The research leader, Dr. Trudi Collet stated that they found the compound in the plant, species 8472 and is effective against the Staphylococcus Aureus just as the standard antibiotics are.
They’re starting a preclinical testing which will focus on absorption, metabolism, distribution, and excretion in order to gather enough data towards starting clinical trials.
Dr. Collet and his group are working with the Health Focus Products Australia Pty Ltd and have also applied for a funding from the Australian government.

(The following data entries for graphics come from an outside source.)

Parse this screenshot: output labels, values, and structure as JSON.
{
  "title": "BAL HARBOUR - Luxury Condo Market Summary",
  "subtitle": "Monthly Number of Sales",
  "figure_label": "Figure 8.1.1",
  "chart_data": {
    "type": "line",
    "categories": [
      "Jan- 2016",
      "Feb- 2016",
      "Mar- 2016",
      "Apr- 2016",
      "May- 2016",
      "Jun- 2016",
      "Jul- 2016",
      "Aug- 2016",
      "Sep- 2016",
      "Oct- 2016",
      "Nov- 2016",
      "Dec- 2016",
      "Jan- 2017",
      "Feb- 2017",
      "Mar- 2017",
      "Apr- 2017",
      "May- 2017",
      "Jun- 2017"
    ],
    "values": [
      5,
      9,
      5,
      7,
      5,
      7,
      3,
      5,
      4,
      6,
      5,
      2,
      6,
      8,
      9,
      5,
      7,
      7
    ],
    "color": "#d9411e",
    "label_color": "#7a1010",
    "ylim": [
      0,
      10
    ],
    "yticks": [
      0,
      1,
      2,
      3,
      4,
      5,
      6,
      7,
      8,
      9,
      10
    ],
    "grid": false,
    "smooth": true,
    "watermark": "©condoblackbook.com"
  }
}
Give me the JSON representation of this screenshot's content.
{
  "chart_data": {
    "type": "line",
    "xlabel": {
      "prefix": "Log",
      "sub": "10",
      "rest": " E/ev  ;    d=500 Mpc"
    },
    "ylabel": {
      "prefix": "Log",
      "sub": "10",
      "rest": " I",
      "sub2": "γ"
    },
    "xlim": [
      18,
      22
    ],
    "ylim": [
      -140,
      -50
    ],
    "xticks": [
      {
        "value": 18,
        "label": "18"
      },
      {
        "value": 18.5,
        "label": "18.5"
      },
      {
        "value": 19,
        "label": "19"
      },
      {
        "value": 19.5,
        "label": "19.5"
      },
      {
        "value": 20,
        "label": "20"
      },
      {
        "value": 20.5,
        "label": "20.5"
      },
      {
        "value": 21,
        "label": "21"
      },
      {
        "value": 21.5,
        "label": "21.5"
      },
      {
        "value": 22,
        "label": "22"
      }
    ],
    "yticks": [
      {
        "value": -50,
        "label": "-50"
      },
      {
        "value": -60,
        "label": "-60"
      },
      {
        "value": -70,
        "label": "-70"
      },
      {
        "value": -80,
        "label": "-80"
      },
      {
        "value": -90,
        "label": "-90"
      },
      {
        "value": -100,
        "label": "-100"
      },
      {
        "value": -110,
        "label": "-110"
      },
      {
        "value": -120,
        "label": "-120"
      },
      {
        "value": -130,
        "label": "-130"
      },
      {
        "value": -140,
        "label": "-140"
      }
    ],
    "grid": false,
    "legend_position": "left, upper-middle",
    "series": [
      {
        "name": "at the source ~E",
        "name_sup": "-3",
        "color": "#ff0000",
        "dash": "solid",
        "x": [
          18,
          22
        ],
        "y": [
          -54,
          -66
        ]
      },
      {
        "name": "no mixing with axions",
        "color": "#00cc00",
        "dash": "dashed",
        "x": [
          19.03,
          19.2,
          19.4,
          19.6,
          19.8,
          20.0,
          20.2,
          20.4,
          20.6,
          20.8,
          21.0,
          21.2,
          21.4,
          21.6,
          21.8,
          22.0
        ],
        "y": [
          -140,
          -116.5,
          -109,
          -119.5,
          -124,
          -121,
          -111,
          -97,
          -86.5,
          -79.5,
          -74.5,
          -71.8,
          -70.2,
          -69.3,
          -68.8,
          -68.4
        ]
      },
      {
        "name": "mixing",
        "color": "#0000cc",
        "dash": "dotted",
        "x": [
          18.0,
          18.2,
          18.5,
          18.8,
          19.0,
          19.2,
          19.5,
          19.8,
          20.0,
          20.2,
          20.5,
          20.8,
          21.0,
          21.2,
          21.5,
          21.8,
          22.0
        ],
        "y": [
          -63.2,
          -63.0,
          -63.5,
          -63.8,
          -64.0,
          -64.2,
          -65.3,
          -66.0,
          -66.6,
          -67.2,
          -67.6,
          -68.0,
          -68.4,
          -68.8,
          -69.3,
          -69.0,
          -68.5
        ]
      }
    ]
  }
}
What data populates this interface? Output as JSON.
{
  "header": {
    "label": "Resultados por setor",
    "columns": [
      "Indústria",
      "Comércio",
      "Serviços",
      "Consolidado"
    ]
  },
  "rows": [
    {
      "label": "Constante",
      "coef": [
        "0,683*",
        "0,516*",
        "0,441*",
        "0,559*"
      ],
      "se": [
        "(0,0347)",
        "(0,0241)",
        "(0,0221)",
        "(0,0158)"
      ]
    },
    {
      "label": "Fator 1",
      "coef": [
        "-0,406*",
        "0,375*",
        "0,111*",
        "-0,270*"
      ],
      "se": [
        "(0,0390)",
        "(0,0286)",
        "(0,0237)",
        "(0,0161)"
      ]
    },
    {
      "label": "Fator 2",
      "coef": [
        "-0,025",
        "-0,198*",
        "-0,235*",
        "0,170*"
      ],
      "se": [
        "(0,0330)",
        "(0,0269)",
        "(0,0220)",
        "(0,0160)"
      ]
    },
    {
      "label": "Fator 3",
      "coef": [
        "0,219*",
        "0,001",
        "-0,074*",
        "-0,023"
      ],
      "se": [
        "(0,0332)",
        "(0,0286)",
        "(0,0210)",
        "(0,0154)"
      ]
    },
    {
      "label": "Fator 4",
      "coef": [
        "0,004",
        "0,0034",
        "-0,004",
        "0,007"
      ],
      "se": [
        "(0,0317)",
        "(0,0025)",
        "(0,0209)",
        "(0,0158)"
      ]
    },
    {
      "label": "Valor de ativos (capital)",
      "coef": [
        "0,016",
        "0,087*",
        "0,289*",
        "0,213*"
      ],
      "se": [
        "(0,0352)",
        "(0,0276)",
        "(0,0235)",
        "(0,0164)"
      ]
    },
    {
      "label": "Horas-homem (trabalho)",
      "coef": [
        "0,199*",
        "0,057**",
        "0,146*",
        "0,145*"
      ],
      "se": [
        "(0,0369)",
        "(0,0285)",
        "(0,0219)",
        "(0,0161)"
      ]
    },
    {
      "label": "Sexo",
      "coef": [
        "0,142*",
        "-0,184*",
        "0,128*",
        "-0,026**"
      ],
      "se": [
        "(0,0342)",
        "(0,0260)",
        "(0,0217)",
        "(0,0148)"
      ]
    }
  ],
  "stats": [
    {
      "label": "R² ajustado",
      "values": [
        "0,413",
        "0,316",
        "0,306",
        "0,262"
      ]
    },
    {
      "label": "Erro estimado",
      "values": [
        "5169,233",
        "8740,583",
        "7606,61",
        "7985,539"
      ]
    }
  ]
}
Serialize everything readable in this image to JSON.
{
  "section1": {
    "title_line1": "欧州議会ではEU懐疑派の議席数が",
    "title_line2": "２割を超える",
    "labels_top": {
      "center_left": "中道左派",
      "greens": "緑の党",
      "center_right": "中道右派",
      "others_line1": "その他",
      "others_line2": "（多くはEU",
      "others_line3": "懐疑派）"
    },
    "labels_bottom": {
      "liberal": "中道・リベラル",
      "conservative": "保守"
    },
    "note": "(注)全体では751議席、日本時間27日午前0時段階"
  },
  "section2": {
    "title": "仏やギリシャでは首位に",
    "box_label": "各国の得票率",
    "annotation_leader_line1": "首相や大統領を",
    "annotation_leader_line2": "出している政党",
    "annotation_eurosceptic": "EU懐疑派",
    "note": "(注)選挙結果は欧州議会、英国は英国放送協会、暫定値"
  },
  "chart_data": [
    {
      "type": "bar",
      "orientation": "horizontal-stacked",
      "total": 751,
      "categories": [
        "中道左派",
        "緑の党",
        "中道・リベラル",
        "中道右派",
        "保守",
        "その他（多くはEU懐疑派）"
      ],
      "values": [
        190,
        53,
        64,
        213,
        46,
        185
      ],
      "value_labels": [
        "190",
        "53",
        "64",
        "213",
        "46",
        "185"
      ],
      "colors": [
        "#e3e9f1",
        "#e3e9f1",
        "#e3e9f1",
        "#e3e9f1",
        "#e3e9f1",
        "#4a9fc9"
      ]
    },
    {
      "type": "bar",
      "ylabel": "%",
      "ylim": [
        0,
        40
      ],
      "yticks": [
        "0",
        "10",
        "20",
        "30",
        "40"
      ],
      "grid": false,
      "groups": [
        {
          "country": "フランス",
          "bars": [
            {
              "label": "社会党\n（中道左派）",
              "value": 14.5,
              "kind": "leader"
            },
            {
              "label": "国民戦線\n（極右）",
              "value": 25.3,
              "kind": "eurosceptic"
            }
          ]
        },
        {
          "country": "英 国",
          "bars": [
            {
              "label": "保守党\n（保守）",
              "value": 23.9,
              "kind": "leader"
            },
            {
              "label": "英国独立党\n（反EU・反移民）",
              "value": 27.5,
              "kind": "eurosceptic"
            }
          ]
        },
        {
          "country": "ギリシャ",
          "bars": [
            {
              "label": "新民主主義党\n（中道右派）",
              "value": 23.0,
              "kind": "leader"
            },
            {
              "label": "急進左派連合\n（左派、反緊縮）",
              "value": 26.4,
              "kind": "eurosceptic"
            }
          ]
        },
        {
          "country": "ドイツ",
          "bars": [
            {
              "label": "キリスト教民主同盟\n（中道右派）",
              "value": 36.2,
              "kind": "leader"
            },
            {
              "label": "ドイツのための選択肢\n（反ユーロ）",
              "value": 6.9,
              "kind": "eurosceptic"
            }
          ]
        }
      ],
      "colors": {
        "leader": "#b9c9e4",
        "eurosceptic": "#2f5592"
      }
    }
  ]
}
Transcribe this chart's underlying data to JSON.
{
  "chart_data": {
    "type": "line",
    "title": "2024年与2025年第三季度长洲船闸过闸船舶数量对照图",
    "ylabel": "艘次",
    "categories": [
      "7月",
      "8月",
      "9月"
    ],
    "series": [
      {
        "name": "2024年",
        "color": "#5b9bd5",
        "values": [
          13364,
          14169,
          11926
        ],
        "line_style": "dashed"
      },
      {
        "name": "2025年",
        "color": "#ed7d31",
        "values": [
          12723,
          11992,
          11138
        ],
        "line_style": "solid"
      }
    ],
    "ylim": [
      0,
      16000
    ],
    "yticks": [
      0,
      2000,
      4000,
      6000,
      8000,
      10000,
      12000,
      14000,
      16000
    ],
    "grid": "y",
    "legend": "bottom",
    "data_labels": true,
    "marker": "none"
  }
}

Their tests found out that the native Australian plant is effective as an antibiotic against several bacteria such as Acinetobacterbaumannii, E.coli, Pseudomonas aeruginosa, Staphylococcus epidermidis, and vancomycin-resistant enterococci.
The project was funded $ 1 million to investigate the plant antibiotic properties and try to create a treatment for Alzheimer’s, Parkinson’s and Zika.
Dr. Collet is aware of some plants medical abilities such as wound healing and medicinal plants are a field which is expanding fast. It is known that herbs have treated humans of infections or diseases for centuries.
Many studies have demonstrated that some native Australian plant species can produce active compounds and extracts and will help in healing the wounds.
Dr. Mark Baldock, the HFPA founder said that his company believes in the benefits that medicinal plants can provide and will fund the research in order to give its community the best treatments.
Queensland University of Technology and HFPA have found natural compounds in plants that can kill Zika virus.